Perwakilan China memperingatkan, “Perang Dingin telah lama berakhir, tetapi momok mentalitas Perang Dingin tetap ada. Ini tidak hanya membuat masalah semenanjung menjadi sulit diselesaikan, tetapi juga mengintensifkan dan antagonisme serta konflik di seluruh dunia.”
Zhang lebih lanjut mencela mentalitas Perang Dingin NATO yang sedang berlangsung, dengan mengatakan, “Sampai hari ini, NATO, sebagai produk Perang Dingin, telah terperosok dalam momok ini untuk melepaskan diri. Komunike yang dikeluarkan oleh KTT NATO baru-baru ini di Vilnius sama panjangnya dengan terengah-engah karena menyanyikan lagu-lagu lama yang sama yang diisi dengan mentalitas Perang Dingin dan prasangka ideologis. Komunike mengabaikan fakta-fakta dasar dan membuat serangan dan tuduhan yang dibuat-buat, tidak relevan, dan tidak beralasan terhadap China. China dengan tegas menolak tudingan yang benar-benar munafik ini.”
Dia menambahkan bahwa “China tidak menimbulkan masalah, juga tidak takut pada masalah.” Diplomat itu memperingatkan “kami siap untuk menanggapi dengan tegas dan tegas setiap tindakan yang melanggar kedaulatan dan integritas teritorial China, merusak kepentingan pembangunan dan keamanan China, dan melanggar perdamaian dan stabilitas di lingkungan China.”
Pemimpin Korea Utara Kim Jong Un secara pribadi mengawasi keberhasilan uji coba rudal balistik antarbenua terbaru negara itu, lapor media pemerintah.
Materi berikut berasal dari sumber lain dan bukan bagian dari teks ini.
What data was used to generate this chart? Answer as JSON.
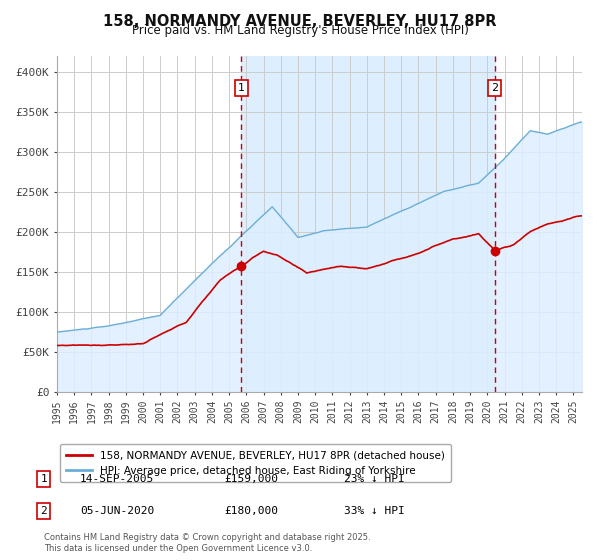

Peluncuran itu dilakukan beberapa hari setelah Pyongyang mengancam akan menjatuhkan pesawat mata-mata AS yang memasuki wilayah udaranya.
Menurut media Korea Utara, pemimpin Kim telah berjanji akan meluncurkan militer yang lebih kuat dan kemajuan militer sampai AS dan Korea Selatan mengubah kebijakan mereka terhadap Korea Utara. Mengutip situasi tidak stabil di semenanjung, Kim juga disebut menyerukan “upaya yang lebih intens” untuk meningkatkan persenjataan nuklir Korea Utara.
Baca Juga : Kondisi Anak-Anak Yaman Akibat Perang dan Pengepungan
Adik Kim, Kim Yo Jong, juga mengecam pelanggaran wilayah udara AS, dan memperingatkan bahwa Korea Utara akan mengambil “tindakan tegas” jika garis demarkasi militer maritimnya dilanggar. Keengganan AS untuk mencabut semua sanksi terhadap Korea Utara, yang telah menyebabkan jutaan warga Korea Utara menderita, menarik kehadiran militernya yang besar dari wilayah tersebut sebagai ganti denuklirisasi Korea Utara hanyalah salah satu solusi sederhana. AS tampaknya tidak tertarik dengan solusi sederhana.